An initial ambition to become a journalist meant she worked briefly for the Metropolitan Police news-paper. She managed her own corporate sales company before three years ago becoming a regional director of the Countryside Alliance, and narrowly missed out on being adopted as Conservative candidate for the safe Tory seat of Stratford-on-Avon.
Although she has never met David Cameron, she remains defiantly optimistic that he will do the right thing by his "very strong and direct" pre-election pledge on fox-hunting and that winning a vote is "absolutely possible".
She believes that Liberal Democrat MPs, on whom the Alliance must rely if they are to win the repeal in this Parliament, will be convinced by her arguments that the ban is a busted flush in its present form as well as her suggestion that it is both "anti-democratic and anti-libertarian".
"The general feeling in the coalition – among Conservative and Liberal Democrat MPs – is that they have looked at how the Hunting Act is working and found it is not working. And that is not simply the Alliance saying that – that's the courts, that's the police, that's rural communities, it's the general public, the news-papers. It's just not working. So the sensible and obvious thing is to address that and repeal it," she says.
And what if the vote is lost again – surely that will spell the end for the Alliance as we know it?

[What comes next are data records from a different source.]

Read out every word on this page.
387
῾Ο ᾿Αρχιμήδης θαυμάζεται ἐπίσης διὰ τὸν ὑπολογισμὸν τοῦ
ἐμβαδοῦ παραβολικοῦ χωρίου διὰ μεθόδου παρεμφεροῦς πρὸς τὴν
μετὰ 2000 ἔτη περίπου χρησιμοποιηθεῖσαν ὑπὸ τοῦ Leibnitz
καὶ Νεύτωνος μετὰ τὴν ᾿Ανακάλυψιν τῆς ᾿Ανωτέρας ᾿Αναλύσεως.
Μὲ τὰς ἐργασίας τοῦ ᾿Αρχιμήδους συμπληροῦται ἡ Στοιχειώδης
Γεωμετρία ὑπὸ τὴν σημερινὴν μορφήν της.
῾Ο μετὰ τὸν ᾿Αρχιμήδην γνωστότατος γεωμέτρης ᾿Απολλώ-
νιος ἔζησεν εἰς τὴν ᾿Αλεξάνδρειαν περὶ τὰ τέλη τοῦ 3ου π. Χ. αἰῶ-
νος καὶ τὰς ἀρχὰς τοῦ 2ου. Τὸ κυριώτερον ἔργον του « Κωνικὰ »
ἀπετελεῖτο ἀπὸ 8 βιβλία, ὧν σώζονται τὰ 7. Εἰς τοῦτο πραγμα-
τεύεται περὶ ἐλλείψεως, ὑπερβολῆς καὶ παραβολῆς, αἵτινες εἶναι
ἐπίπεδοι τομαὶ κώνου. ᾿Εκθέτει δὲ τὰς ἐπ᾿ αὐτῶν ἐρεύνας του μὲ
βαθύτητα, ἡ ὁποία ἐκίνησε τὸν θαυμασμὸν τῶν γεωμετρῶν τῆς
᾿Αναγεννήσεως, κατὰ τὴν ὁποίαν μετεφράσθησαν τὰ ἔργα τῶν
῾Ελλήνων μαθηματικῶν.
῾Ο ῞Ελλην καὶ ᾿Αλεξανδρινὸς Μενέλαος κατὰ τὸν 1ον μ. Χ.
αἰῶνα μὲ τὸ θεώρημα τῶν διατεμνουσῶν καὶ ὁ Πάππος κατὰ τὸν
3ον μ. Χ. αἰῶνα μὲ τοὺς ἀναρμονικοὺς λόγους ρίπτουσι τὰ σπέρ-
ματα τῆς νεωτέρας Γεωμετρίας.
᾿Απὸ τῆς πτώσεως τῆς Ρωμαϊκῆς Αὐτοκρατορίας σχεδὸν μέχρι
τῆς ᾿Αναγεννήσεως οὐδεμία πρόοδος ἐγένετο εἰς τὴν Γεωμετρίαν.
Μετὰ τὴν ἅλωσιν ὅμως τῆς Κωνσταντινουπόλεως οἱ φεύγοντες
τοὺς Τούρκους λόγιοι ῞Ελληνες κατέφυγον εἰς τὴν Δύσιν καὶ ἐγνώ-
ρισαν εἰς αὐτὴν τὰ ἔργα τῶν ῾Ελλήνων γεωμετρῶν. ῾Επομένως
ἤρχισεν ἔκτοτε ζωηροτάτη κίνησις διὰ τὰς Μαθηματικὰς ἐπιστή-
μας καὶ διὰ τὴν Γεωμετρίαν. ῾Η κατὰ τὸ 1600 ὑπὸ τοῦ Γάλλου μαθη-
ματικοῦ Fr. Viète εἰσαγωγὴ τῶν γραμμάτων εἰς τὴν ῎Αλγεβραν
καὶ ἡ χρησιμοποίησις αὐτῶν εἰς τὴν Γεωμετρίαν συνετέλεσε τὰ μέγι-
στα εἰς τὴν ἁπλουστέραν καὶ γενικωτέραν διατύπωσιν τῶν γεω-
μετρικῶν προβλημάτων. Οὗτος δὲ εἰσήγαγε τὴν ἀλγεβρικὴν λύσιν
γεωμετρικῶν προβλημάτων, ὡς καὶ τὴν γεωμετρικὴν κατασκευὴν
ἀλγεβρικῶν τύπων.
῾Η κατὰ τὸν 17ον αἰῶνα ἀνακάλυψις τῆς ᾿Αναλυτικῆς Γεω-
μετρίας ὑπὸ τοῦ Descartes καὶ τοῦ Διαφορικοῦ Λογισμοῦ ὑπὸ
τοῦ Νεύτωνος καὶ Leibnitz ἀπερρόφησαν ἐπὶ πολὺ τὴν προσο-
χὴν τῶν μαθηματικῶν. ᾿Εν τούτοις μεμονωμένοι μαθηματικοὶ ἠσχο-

Not at all, argues Mrs Barnard. There are still plenty of other issues dear to the heart of her membership, she claims, pointing to recent initiatives to teach underprivileged children how to fly fish, and promotions of British-grown food. There is, she insists, a broader constituency out there. To tap into it, the Alliance must become more open and inclusive in a way perhaps not dissimilar to the process of modernisation recently untaken by the party she nearly represented at Westminster.
"You don't have to live in a rural area to appreciate the countryside – you might just go and walk your dog there. What our members do and what our supporters do is maintain these landscapes so they are available to everybody to be able to use," she says. But some urban dwellers remain ignorant of country ways, she says, as witnessed by the controversy this week over news of the shooting of the Emperor of Exmoor, a giant stag legally culled by a trophy hunter, apparently for its vast antlers.
"There has been an overblown reaction to the shooting of a single animal when thousands are culled every year as part of deer herd management," she says. "It might be the first time people have heard that deer are shot... Once it is taken in context they do understand. I think it is about making those connections, which are sometimes lost. People look at him and think one thing in the day and then are quite happy to sit down and eat venison at night."
And she says there are other things that the city dwellers can learn from their rural cousins. "One of the things the countryside does brilliantly is to endorse communities. This feeling that if three doors down the milk is not here do you go and check," she says. "We know that mobilising people gets instant media coverage, which is great, but this is about the medium to long-term aims of the organisation – not a one-hit glory day. We want to make sure the things that we campaign on, our vision, our lobbying, are taken seriously and we can get our aims bought into effective legislation in the long term, which will benefit all of us."
In the end, she says, it all boils down to that other coalition buzzword: fairness: "Countryside people," she argues, "are not demanding special treatment. We are just asking to be treated fairly."
Don't be surprised if, one day soon, it is a case she is making from inside Parliament.